Dizilerimizi görsen, bir tane akıl oyunu, bir tane hacker, bir tane laboratuvar yok; her şey ilişki, her şey aldatma, her şey gözyaşı. Bütün gün Instagram’da, Facebook’ta kim kimle çıkmış, nereye tatile gitmiş, vücudu nasıl ona bakıyoruz. Falancanın sevgilisi zengin mi, ötekinin sevgilisi güzel mi… Bizde gündem bu!

Kızların tek hayat planı bir kaç çocukla çıkıp sonra iyisini bulunca evlenip çoluk çocuğa karışmak. Erkeklerin ise evlenip çoluk çocuğa karışmak, o zamana kadar da “karı kıza yazmak”. Aslında parayı da arabayı da sırf bu yüzden seviyoruz; yoksa gerçekten iyi insanlarız. Köyümüze dedemizin yanına falan gittiğimizde görsen seninkine dervişlikte on basar hale geliyoruz. Yeminle!

Velhasılı kelam, güzel yengem, çok üzerine alınma olanlar için. Biz senden önce de aşağı yukarı bunları konuşuyorduk.
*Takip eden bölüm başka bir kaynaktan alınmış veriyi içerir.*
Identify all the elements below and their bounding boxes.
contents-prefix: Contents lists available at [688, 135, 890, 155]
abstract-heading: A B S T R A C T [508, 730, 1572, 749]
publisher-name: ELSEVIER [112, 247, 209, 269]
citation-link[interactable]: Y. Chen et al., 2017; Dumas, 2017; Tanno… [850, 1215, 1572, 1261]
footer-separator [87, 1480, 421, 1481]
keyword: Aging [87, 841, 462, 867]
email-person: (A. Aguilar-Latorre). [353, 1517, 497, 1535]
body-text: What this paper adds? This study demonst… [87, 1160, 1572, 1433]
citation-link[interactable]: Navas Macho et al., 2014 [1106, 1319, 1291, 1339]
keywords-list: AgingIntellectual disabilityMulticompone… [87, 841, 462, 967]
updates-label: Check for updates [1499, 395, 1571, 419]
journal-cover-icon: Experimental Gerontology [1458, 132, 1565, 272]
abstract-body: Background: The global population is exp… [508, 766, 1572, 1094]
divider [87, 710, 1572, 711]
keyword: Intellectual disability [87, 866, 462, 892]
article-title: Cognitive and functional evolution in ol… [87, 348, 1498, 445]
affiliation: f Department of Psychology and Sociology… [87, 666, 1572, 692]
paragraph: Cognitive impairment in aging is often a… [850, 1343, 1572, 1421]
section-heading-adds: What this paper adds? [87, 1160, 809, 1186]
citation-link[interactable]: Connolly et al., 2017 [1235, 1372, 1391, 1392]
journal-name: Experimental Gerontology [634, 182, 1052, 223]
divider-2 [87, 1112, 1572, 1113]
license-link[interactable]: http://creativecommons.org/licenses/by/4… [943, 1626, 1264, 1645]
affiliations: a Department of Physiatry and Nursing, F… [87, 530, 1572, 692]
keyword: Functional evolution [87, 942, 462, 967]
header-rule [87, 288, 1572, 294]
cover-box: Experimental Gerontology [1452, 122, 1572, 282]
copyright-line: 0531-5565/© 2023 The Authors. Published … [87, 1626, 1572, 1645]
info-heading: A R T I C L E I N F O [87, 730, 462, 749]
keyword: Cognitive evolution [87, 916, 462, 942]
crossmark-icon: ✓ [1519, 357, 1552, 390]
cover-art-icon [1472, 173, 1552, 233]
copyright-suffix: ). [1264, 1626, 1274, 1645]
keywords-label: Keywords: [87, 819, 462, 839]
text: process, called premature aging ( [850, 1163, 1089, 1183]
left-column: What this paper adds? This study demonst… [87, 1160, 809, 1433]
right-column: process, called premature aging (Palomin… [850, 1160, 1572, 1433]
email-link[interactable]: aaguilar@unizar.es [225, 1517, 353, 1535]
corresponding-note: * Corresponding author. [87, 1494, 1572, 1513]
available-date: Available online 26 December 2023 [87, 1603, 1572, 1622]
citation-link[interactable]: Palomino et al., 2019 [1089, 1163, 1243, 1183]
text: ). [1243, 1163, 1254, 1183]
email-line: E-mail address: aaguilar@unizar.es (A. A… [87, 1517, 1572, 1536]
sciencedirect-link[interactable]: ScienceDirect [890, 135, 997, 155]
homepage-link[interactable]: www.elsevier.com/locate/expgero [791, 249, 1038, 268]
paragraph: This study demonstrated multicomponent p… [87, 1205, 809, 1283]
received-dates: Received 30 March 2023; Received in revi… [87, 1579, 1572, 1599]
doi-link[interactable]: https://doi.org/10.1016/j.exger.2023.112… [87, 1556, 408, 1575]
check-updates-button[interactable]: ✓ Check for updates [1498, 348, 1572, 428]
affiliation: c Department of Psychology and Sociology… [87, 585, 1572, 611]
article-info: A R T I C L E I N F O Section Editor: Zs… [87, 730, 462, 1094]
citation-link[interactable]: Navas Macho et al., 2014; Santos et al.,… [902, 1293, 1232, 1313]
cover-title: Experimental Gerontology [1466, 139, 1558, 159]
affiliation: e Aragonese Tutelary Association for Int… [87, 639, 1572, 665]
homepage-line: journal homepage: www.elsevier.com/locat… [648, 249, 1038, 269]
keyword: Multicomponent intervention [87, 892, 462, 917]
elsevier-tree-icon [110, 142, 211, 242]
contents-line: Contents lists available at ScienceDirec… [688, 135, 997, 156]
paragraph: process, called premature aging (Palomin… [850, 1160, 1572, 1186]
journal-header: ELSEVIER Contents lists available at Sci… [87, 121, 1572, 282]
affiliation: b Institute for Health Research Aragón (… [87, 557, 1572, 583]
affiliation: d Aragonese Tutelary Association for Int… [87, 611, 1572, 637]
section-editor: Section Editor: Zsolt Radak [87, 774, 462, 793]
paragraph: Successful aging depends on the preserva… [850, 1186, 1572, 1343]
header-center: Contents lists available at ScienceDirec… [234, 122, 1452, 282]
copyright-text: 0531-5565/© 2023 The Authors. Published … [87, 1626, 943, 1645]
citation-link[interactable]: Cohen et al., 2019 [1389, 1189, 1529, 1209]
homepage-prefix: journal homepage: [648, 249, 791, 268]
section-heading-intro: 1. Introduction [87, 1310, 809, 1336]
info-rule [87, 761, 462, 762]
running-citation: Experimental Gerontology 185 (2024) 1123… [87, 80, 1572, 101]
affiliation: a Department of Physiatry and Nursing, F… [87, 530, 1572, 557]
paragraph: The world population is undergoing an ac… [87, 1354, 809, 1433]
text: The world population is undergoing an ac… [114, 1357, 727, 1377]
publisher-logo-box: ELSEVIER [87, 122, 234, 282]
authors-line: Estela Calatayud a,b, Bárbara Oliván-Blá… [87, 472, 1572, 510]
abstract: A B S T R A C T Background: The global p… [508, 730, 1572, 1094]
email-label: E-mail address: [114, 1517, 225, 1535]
Yine de birden öpüşerek orta yere çıkmanız, Twitter bildirileri, yat görüntüleri falan – hepimiz boğazımıza kadar çamura batmış altın ararken, aramızdan birinin külçe altınla gelip gözümüze gözümüze sokması gibi oldu. İftara iki saat kalmışken ve biz iki kap yemeğimizden başka bir şey düşünemezken, aramızdan birinin karşımıza geçip mis gibi tereyağlı döneri ağzını şapırdatarak yemesi gibi oldu. Anlatabiliyor muyuz? (Tabii sende bir kabahat yok, sen yabancısın. Bizimki de işte ne yapsın o durumlarda örf anane tasavvuf dese bir türlü demese bir türlü.)

E bir anda 5 milyon gıybet böyle oluyor işte, sonra nereden çıktı deme.

***

İşte yengem, durumlar bu. Sen de böyle kötü bir zamanda geldin, sana da ayıp oldu. Biz de bir şaşkınlıkla arabalarına çarptık, badigardlarına tosladık, medyada linç falan ettik. Keşke daha önce haber verseydin de biraz toparlansaydık. Neyse artık, kusura kalmayasın! Hakkını helal et!